Ina mengambil ponsel dari dalam tas, memeriksa siapa yang mengiriminya chat.
'Beb, main yuk!' itu adalah pesan dari Kinara, teman sekaligus sahabatnya di sekolah.
'Gak bisa Beb, gue gak bisa kemana-mana nih,' balas ina.
'Kenapa? Masih bete gara-gara tadi di tolak si Rian?'
'Bukan, gue emang gak bisa kemana-mana, kaki sama tangan gue luka, Beb.'
'Luka kenapa?
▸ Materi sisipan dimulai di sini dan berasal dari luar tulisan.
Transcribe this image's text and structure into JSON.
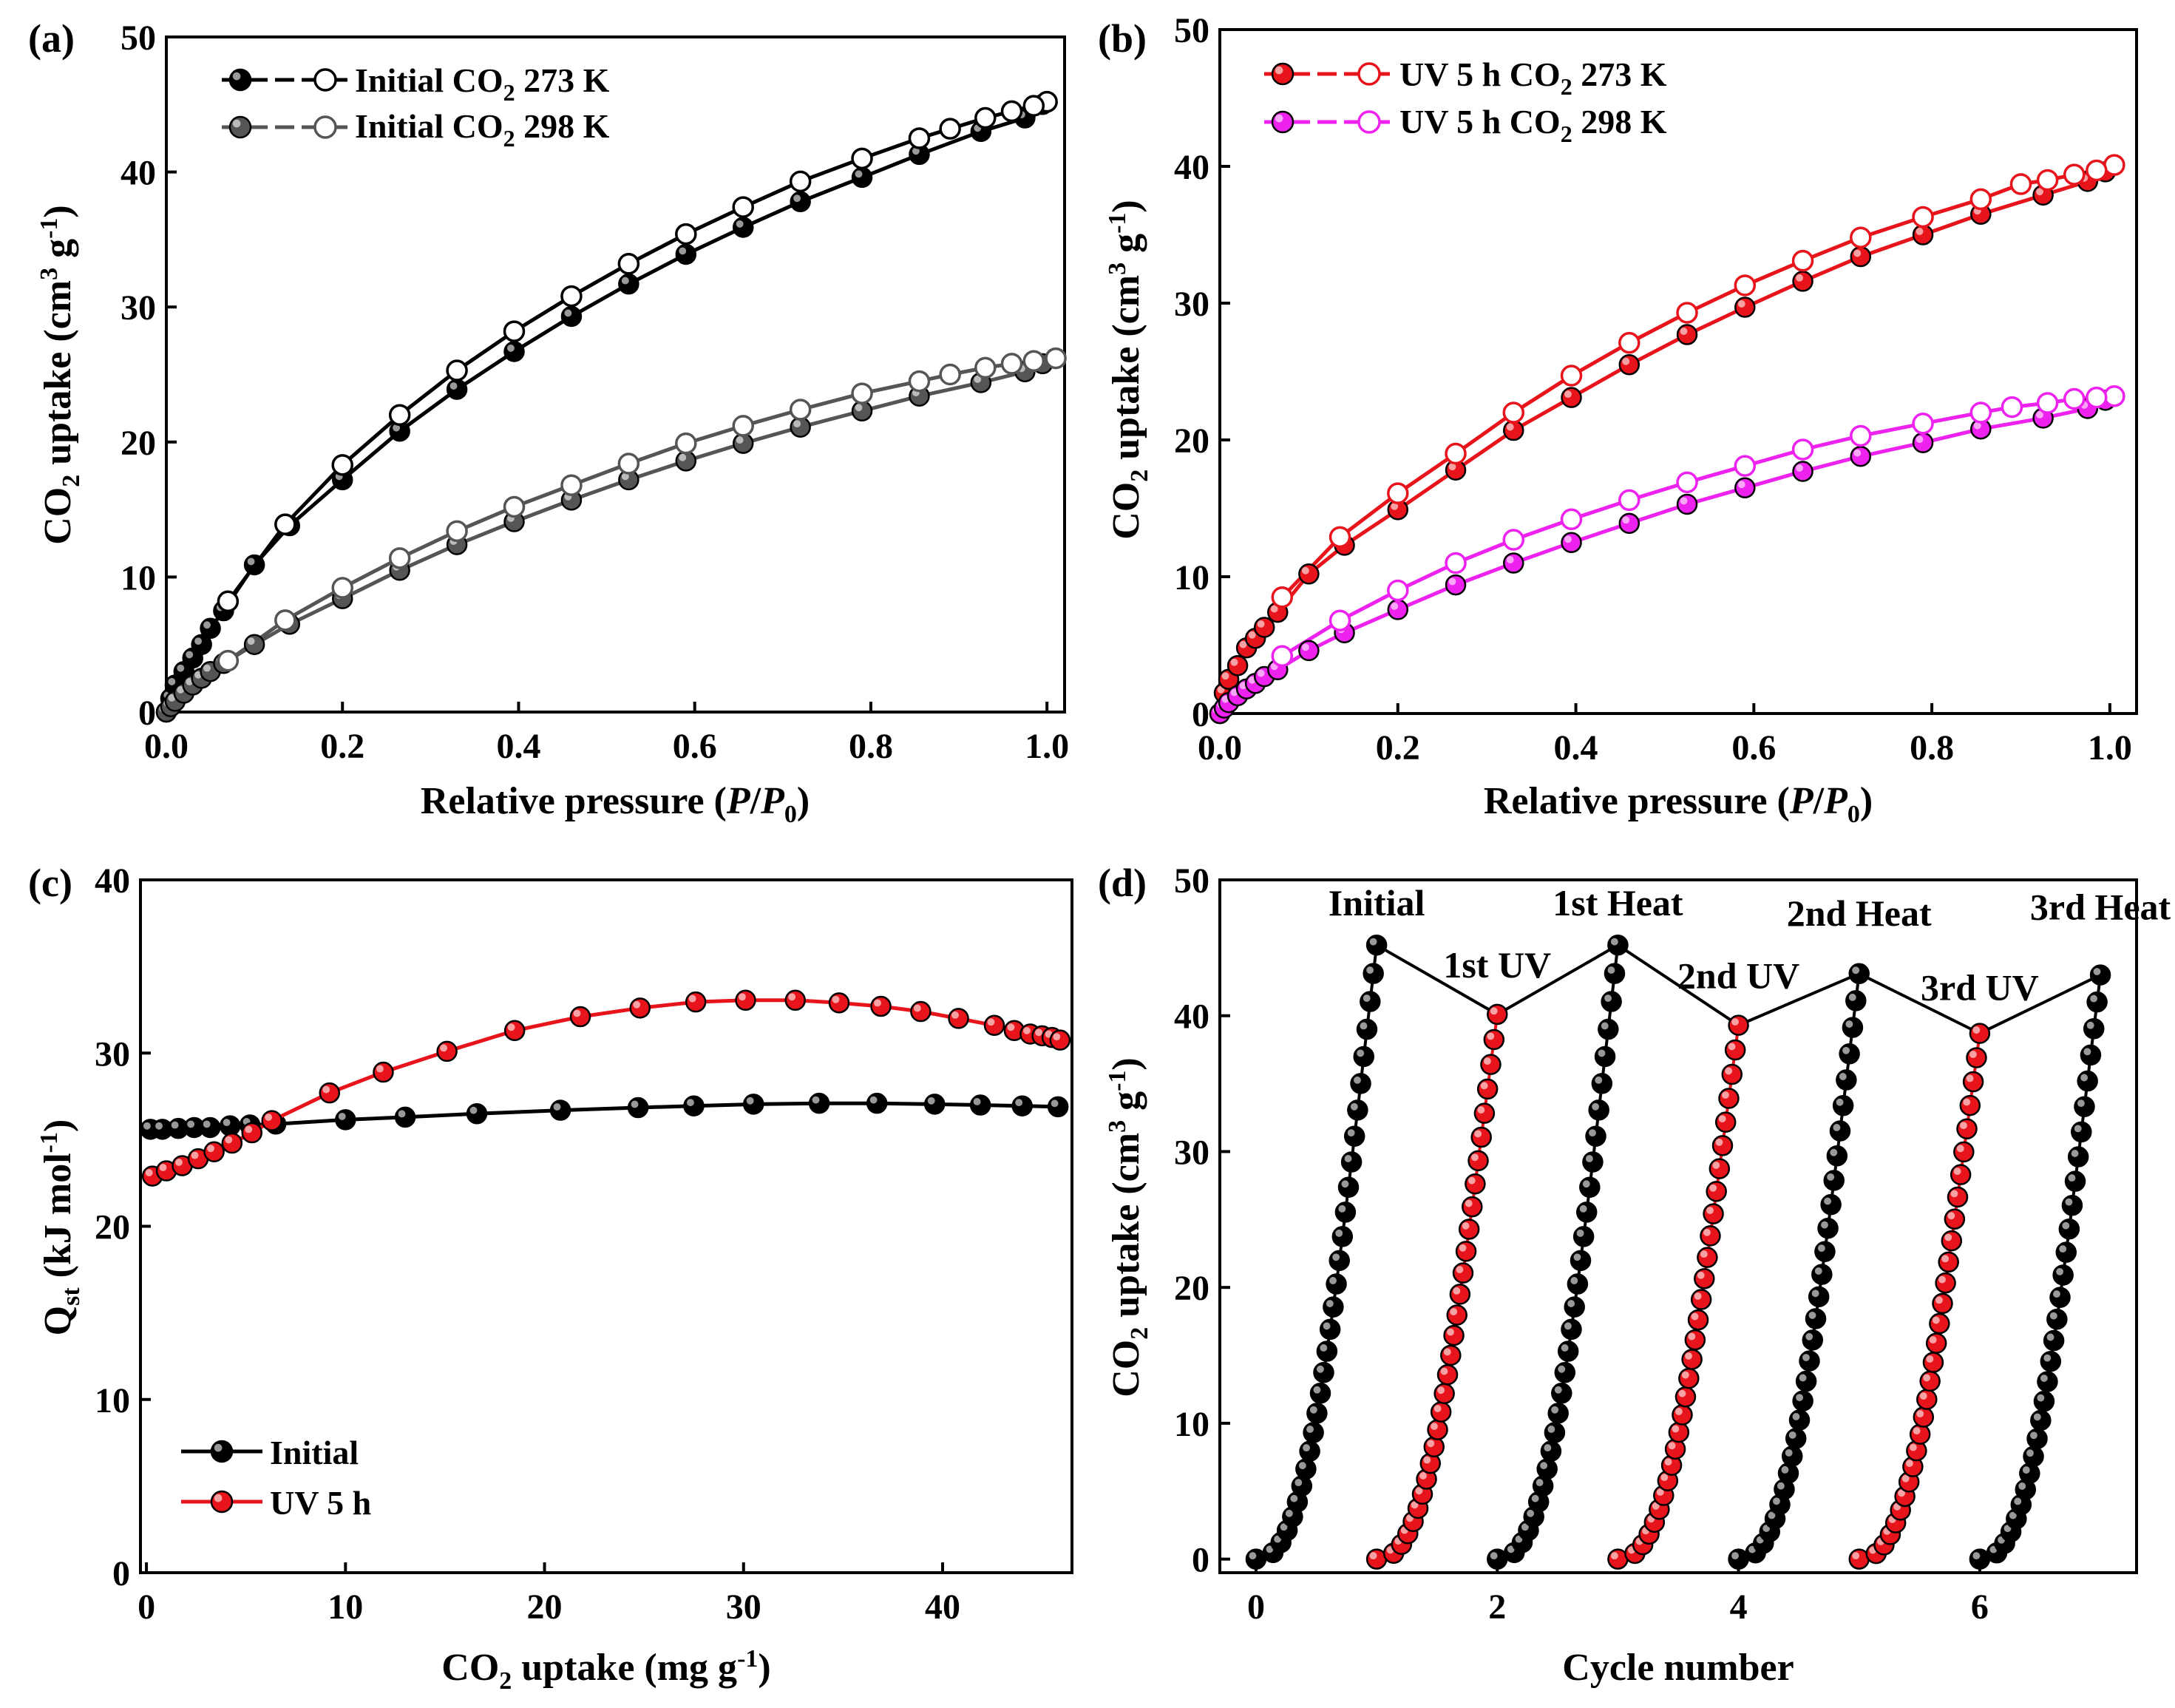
{
  "chart_data": [
    {
      "type": "scatter",
      "panel_label": "(a)",
      "xlabel": "Relative pressure (P/P0)",
      "ylabel": "CO2 uptake (cm3 g-1)",
      "xlim": [
        0,
        1.02
      ],
      "ylim": [
        0,
        50
      ],
      "xticks": [
        0,
        0.2,
        0.4,
        0.6,
        0.8,
        1.0
      ],
      "xtick_labels": [
        "0.0",
        "0.2",
        "0.4",
        "0.6",
        "0.8",
        "1.0"
      ],
      "yticks": [
        0,
        10,
        20,
        30,
        40,
        50
      ],
      "ytick_labels": [
        "0",
        "10",
        "20",
        "30",
        "40",
        "50"
      ],
      "legend_position": "top-left",
      "series": [
        {
          "name": "Initial CO2 273 K",
          "legend_text": "Initial CO",
          "legend_sub": "2",
          "legend_tail": " 273 K",
          "color": "#000000",
          "ads_x": [
            0.0,
            0.005,
            0.01,
            0.02,
            0.03,
            0.04,
            0.05,
            0.065,
            0.1,
            0.14,
            0.2,
            0.265,
            0.33,
            0.395,
            0.46,
            0.525,
            0.59,
            0.655,
            0.72,
            0.79,
            0.855,
            0.925,
            0.975,
            0.995
          ],
          "ads_y": [
            0.0,
            1.0,
            2.0,
            3.0,
            4.0,
            5.0,
            6.2,
            7.5,
            10.9,
            13.8,
            17.2,
            20.8,
            23.9,
            26.7,
            29.3,
            31.7,
            33.9,
            35.9,
            37.8,
            39.6,
            41.3,
            43.0,
            44.0,
            45.0
          ],
          "des_x": [
            1.0,
            0.985,
            0.96,
            0.93,
            0.89,
            0.855,
            0.79,
            0.72,
            0.655,
            0.59,
            0.525,
            0.46,
            0.395,
            0.33,
            0.265,
            0.2,
            0.135,
            0.07
          ],
          "des_y": [
            45.2,
            44.9,
            44.5,
            44.0,
            43.2,
            42.5,
            41.0,
            39.3,
            37.4,
            35.4,
            33.2,
            30.8,
            28.2,
            25.3,
            22.0,
            18.3,
            13.9,
            8.2
          ]
        },
        {
          "name": "Initial CO2 298 K",
          "legend_text": "Initial CO",
          "legend_sub": "2",
          "legend_tail": " 298 K",
          "color": "#555555",
          "ads_x": [
            0.0,
            0.005,
            0.01,
            0.02,
            0.03,
            0.04,
            0.05,
            0.065,
            0.1,
            0.14,
            0.2,
            0.265,
            0.33,
            0.395,
            0.46,
            0.525,
            0.59,
            0.655,
            0.72,
            0.79,
            0.855,
            0.925,
            0.975,
            0.995
          ],
          "ads_y": [
            0.0,
            0.4,
            0.8,
            1.4,
            2.0,
            2.5,
            3.0,
            3.6,
            5.0,
            6.5,
            8.4,
            10.5,
            12.4,
            14.1,
            15.7,
            17.2,
            18.6,
            19.9,
            21.1,
            22.3,
            23.4,
            24.4,
            25.2,
            25.8
          ],
          "des_x": [
            1.01,
            0.985,
            0.96,
            0.93,
            0.89,
            0.855,
            0.79,
            0.72,
            0.655,
            0.59,
            0.525,
            0.46,
            0.395,
            0.33,
            0.265,
            0.2,
            0.135,
            0.07
          ],
          "des_y": [
            26.2,
            26.0,
            25.8,
            25.5,
            25.0,
            24.5,
            23.6,
            22.4,
            21.2,
            19.9,
            18.4,
            16.8,
            15.2,
            13.4,
            11.4,
            9.2,
            6.8,
            3.8
          ]
        }
      ]
    },
    {
      "type": "scatter",
      "panel_label": "(b)",
      "xlabel": "Relative pressure (P/P0)",
      "ylabel": "CO2 uptake (cm3 g-1)",
      "xlim": [
        0,
        1.03
      ],
      "ylim": [
        0,
        50
      ],
      "xticks": [
        0,
        0.2,
        0.4,
        0.6,
        0.8,
        1.0
      ],
      "xtick_labels": [
        "0.0",
        "0.2",
        "0.4",
        "0.6",
        "0.8",
        "1.0"
      ],
      "yticks": [
        0,
        10,
        20,
        30,
        40,
        50
      ],
      "ytick_labels": [
        "0",
        "10",
        "20",
        "30",
        "40",
        "50"
      ],
      "legend_position": "top-left",
      "series": [
        {
          "name": "UV 5 h CO2 273 K",
          "legend_text": "UV 5 h CO",
          "legend_sub": "2",
          "legend_tail": " 273 K",
          "color": "#e8141c",
          "ads_x": [
            0.0,
            0.005,
            0.01,
            0.02,
            0.03,
            0.04,
            0.05,
            0.065,
            0.1,
            0.14,
            0.2,
            0.265,
            0.33,
            0.395,
            0.46,
            0.525,
            0.59,
            0.655,
            0.72,
            0.79,
            0.855,
            0.925,
            0.975,
            0.995
          ],
          "ads_y": [
            0.0,
            1.5,
            2.5,
            3.5,
            4.8,
            5.5,
            6.3,
            7.4,
            10.2,
            12.3,
            14.9,
            17.8,
            20.7,
            23.1,
            25.5,
            27.7,
            29.7,
            31.6,
            33.4,
            35.0,
            36.5,
            37.9,
            38.9,
            39.6
          ],
          "des_x": [
            1.005,
            0.985,
            0.96,
            0.93,
            0.9,
            0.855,
            0.79,
            0.72,
            0.655,
            0.59,
            0.525,
            0.46,
            0.395,
            0.33,
            0.265,
            0.2,
            0.135,
            0.07
          ],
          "des_y": [
            40.1,
            39.7,
            39.4,
            39.0,
            38.7,
            37.6,
            36.3,
            34.8,
            33.1,
            31.3,
            29.3,
            27.1,
            24.7,
            22.0,
            19.0,
            16.1,
            12.9,
            8.5
          ]
        },
        {
          "name": "UV 5 h CO2 298 K",
          "legend_text": "UV 5 h CO",
          "legend_sub": "2",
          "legend_tail": " 298 K",
          "color": "#ee22ee",
          "ads_x": [
            0.0,
            0.005,
            0.01,
            0.02,
            0.03,
            0.04,
            0.05,
            0.065,
            0.1,
            0.14,
            0.2,
            0.265,
            0.33,
            0.395,
            0.46,
            0.525,
            0.59,
            0.655,
            0.72,
            0.79,
            0.855,
            0.925,
            0.975,
            0.995
          ],
          "ads_y": [
            0.0,
            0.4,
            0.8,
            1.3,
            1.8,
            2.2,
            2.7,
            3.2,
            4.6,
            5.9,
            7.6,
            9.4,
            11.0,
            12.5,
            13.9,
            15.3,
            16.5,
            17.7,
            18.8,
            19.8,
            20.8,
            21.6,
            22.3,
            22.9
          ],
          "des_x": [
            1.005,
            0.985,
            0.96,
            0.93,
            0.89,
            0.855,
            0.79,
            0.72,
            0.655,
            0.59,
            0.525,
            0.46,
            0.395,
            0.33,
            0.265,
            0.2,
            0.135,
            0.07
          ],
          "des_y": [
            23.2,
            23.1,
            23.0,
            22.7,
            22.4,
            22.0,
            21.2,
            20.3,
            19.3,
            18.1,
            16.9,
            15.6,
            14.2,
            12.7,
            11.0,
            9.0,
            6.8,
            4.2
          ]
        }
      ]
    },
    {
      "type": "line",
      "panel_label": "(c)",
      "xlabel": "CO2 uptake (mg g-1)",
      "ylabel": "Qst (kJ mol-1)",
      "xlim": [
        -0.3,
        46.5
      ],
      "ylim": [
        0,
        40
      ],
      "xticks": [
        0,
        10,
        20,
        30,
        40
      ],
      "xtick_labels": [
        "0",
        "10",
        "20",
        "30",
        "40"
      ],
      "yticks": [
        0,
        10,
        20,
        30,
        40
      ],
      "ytick_labels": [
        "0",
        "10",
        "20",
        "30",
        "40"
      ],
      "legend_position": "bottom-left",
      "series": [
        {
          "name": "Initial",
          "color": "#000000",
          "x": [
            0.2,
            0.8,
            1.6,
            2.4,
            3.2,
            4.2,
            5.2,
            6.5,
            10.0,
            13.0,
            16.6,
            20.8,
            24.7,
            27.5,
            30.5,
            33.8,
            36.7,
            39.6,
            41.9,
            44.0,
            45.8
          ],
          "y": [
            25.6,
            25.6,
            25.65,
            25.7,
            25.7,
            25.8,
            25.85,
            25.9,
            26.15,
            26.3,
            26.5,
            26.7,
            26.85,
            26.95,
            27.05,
            27.1,
            27.1,
            27.05,
            27.0,
            26.95,
            26.9
          ]
        },
        {
          "name": "UV 5 h",
          "color": "#e8141c",
          "x": [
            0.3,
            1.0,
            1.8,
            2.6,
            3.4,
            4.3,
            5.3,
            6.3,
            9.2,
            11.9,
            15.1,
            18.5,
            21.8,
            24.8,
            27.6,
            30.1,
            32.6,
            34.8,
            36.9,
            38.9,
            40.8,
            42.6,
            43.6,
            44.4,
            45.0,
            45.5,
            45.9
          ],
          "y": [
            22.9,
            23.2,
            23.5,
            23.9,
            24.3,
            24.8,
            25.4,
            26.1,
            27.7,
            28.9,
            30.1,
            31.3,
            32.1,
            32.6,
            32.95,
            33.05,
            33.05,
            32.9,
            32.7,
            32.4,
            32.0,
            31.6,
            31.3,
            31.1,
            31.0,
            30.9,
            30.75
          ]
        }
      ]
    },
    {
      "type": "scatter",
      "panel_label": "(d)",
      "xlabel": "Cycle number",
      "ylabel": "CO2 uptake (cm3 g-1)",
      "xlim": [
        -0.3,
        7.3
      ],
      "ylim": [
        -1,
        50
      ],
      "xticks": [
        0,
        2,
        4,
        6
      ],
      "xtick_labels": [
        "0",
        "2",
        "4",
        "6"
      ],
      "yticks": [
        0,
        10,
        20,
        30,
        40,
        50
      ],
      "ytick_labels": [
        "0",
        "10",
        "20",
        "30",
        "40",
        "50"
      ],
      "cycles": [
        {
          "start": 0,
          "end": 1,
          "max": 45.2,
          "color": "#000000",
          "label": "Initial"
        },
        {
          "start": 1,
          "end": 2,
          "max": 40.1,
          "color": "#e8141c",
          "label": "1st UV"
        },
        {
          "start": 2,
          "end": 3,
          "max": 45.2,
          "color": "#000000",
          "label": "1st Heat"
        },
        {
          "start": 3,
          "end": 4,
          "max": 39.3,
          "color": "#e8141c",
          "label": "2nd UV"
        },
        {
          "start": 4,
          "end": 5,
          "max": 43.1,
          "color": "#000000",
          "label": "2nd Heat"
        },
        {
          "start": 5,
          "end": 6,
          "max": 38.7,
          "color": "#e8141c",
          "label": "3rd UV"
        },
        {
          "start": 6,
          "end": 7,
          "max": 43.0,
          "color": "#000000",
          "label": "3rd Heat"
        }
      ],
      "peak_connector": [
        [
          1,
          45.2
        ],
        [
          2,
          40.1
        ],
        [
          3,
          45.2
        ],
        [
          4,
          39.3
        ],
        [
          5,
          43.1
        ],
        [
          6,
          38.7
        ],
        [
          7,
          43.0
        ]
      ]
    }
  ],
  "legend_c": [
    {
      "label": "Initial",
      "color": "#000000"
    },
    {
      "label": "UV 5 h",
      "color": "#e8141c"
    }
  ],
  "texts": {
    "p_label": "P",
    "p0_label": "P",
    "p0_sub": "0",
    "rel_pre": "Relative pressure (",
    "rel_post": ")",
    "co2_a": "CO",
    "co2_sub": "2",
    "uptake_mid": " uptake (cm",
    "uptake_sup": "3",
    "uptake_g": " g",
    "uptake_minus1": "-1",
    "uptake_close": ")",
    "qst_q": "Q",
    "qst_sub": "st",
    "qst_mid": " (kJ mol",
    "qst_minus1": "-1",
    "qst_close": ")",
    "mg_mid": " uptake (mg g",
    "cycle_label": "Cycle number"
  }
}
Bukannya tadi lu baik-baik aja ya?'
'Tadi gue sedikit dapet musibah waktu balik sekolah, gue jatuh dari sepeda, makanya gue luka.'
'Terus, lukanya parah gak? Kalau parah gue mau kesitu.'
'Nggak kok, cuma lecet doang, jangan khawatir.'
'Seriusan?'
'Iye, gue kagak kenapa-kenapa, cuma lecet doang kok, tapi ya sakit juga sih.'
'GWS ya Beb, mudah-mudahan aja besok lu masih bisa masuk sekolah, gue sepi kalau gak ada lu di sekolah.'
'Thank's ya, Beb.'
Setelah itu, Ina kembali merebahkan tubuhnya, ia tidak ingin kemana-mana hari ini, terlalu sakit untuk berjalan.
Ina akhirnya tertidur, tanpa mengganti seragam sekolah atau mencuci muka.
Malamnya...
"Assalamu'alaikum," ucap Bu Aminah, Ibunya Ina yang baru pulang dari pasar.
Ina yang masih terlelap, tidak mendengar ucapan salam dari sang Ibu, dia tidur sangat nyenyak.
"Ina, kamu lagi apa? Kenapa lampu rumah masih belum di nyalakan?" Bu Aminah bertanya pada anaknya, sambil menyalakan lampu di rumah yang belum menyala.
Tidak ada jawaban dari Ina, Bu Aminah jadi khawatir dan memeriksa kamar Ina.
"Na, kamu ada di kamar 'kan, Nak?" Tanya Bu Aminah lagi, tangannya meraba-raba dinding kamar, mencari saklar lampu untuk menyalakan lampu kamar Ina yang masih padam.
'ctek'
Saklar lampu di tekan dan kamar Ina pun jadi terang benderang.
"Astagfirullah... Ina!!!" Bu Aminah langsung berteriak pada putrinya yang tidur nyenyak itu.
Teriakan sang Ibu sontak membuat Ina terbangun saking terkejutnya, dia langsung duduk dengan kelimpungan.
"Kamu tidur sejak kapan, hah?!" Bu Aminah berkacak pinggang dengan mata melotot.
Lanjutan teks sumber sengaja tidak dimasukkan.